Weltruhm errang der Schriftsteller mit der Tragikomödie „Der Besuch der alten Dame“(1956). Die Titelheldin Claire Zachanassian will sich für frühes Unrecht rächen. Dürrenmatt zeigt, wie verführbar Menschen sind, wenn ihnen für einen Mord an einem Mitbürger nur genug Geld geboten wird. 1958 wurde das Stück in New York aufgeführt, später in Hollywood mit Ingrid Bergman verfilmt.
Auch wenn das Verhältnis zwischen Dürrenmatt und seinem Heimatland nicht ungetrübt war, plant die Schweiz zum 100. Geburtstag ihres großen Dichters zahlreiche Ausstellungen, Tagungen und Lesungen. 1990 hatte Dürrenmatt einen veritablen Skandal ausgelöst, als er den einst eingesperrten Schriftsteller und Dissidenten Václav Havel, der inzwischen Präsident der Tschechoslowakei war, im „Gefängnis Schweiz“begrüßte. Die Schweizer fühlten sich „frei als Gefangene im Gefängnis ihrer Neutralität“, so Dürrenmatt. Die Politelite regte sich auf, Dürrenmatt wurde als Nestbeschmutzer gescholten.
Der Sohn eines reformierten Dorfpfarrers war stets ein Freund der Provokation. 1921 in Stalden/Konolfingen bei Bern geboren zog die Familie alsbald nach Bern. Schon als Schüler hat Dürrenmatt viel gemalt und gezeichnet. Doch anstatt Kunst studierte er Philosophie, Germanistik und Naturwissenschaften an den Universitäten Bern und Zürich. Ohne akademischen Abschluss beendete er 1946 sein Studium, heiratete im selben Jahr die Schauspielerin Lotti Geissler und zog mit ihr nach Basel. Er wollte schreiben.

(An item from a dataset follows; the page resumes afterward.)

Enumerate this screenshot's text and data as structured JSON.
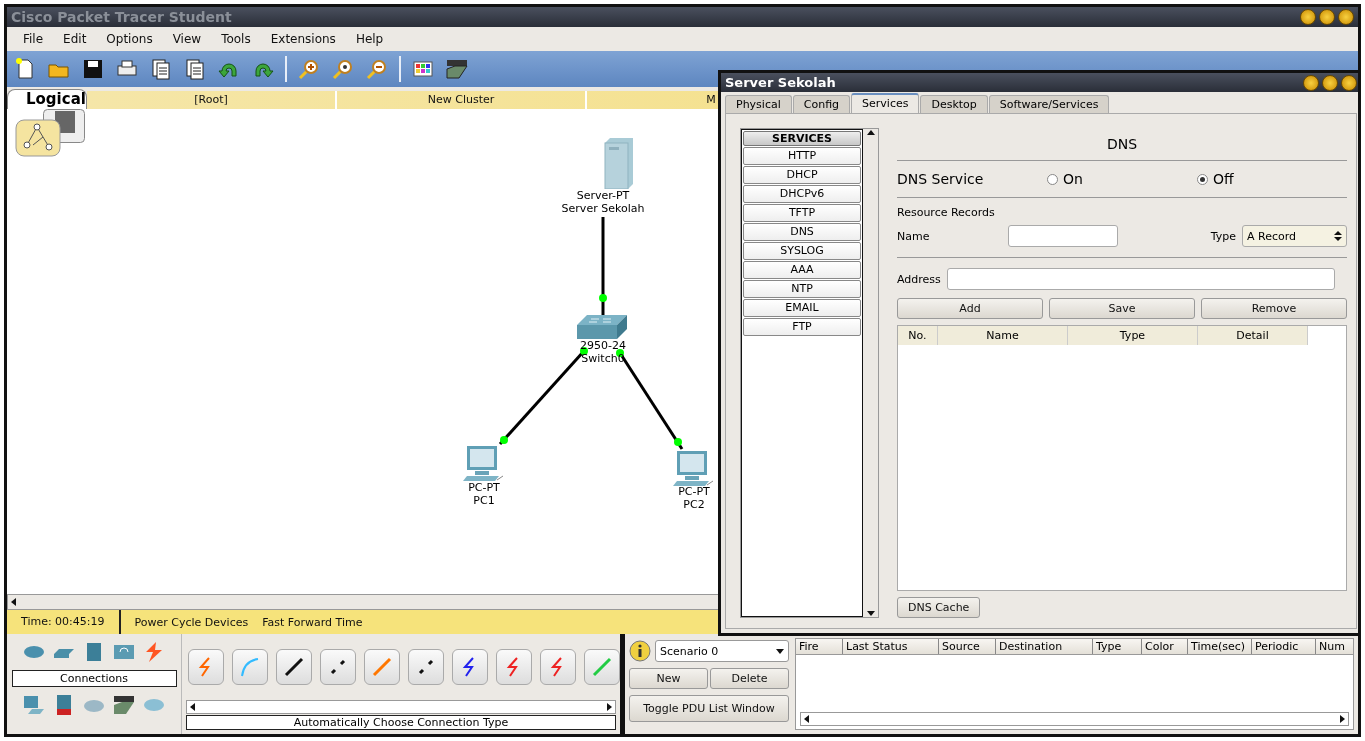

Im Jahr darauf wurde Sohn Peter geboren und das Wiedertäufer-Drama „Es steht geschrieben“im Schauspielhaus Zürich als erstes Stück uraufgeführt. Sein tatsächlich erstes Stück „Untergang und neues Leben“wurde nie gespielt. Dürrenmatts Leben
war „eine bewegende Folge von Krisen und Auferstehungen“, schrieb einer seiner Biografen, Peter Rüedi, in der „Weltwoche“.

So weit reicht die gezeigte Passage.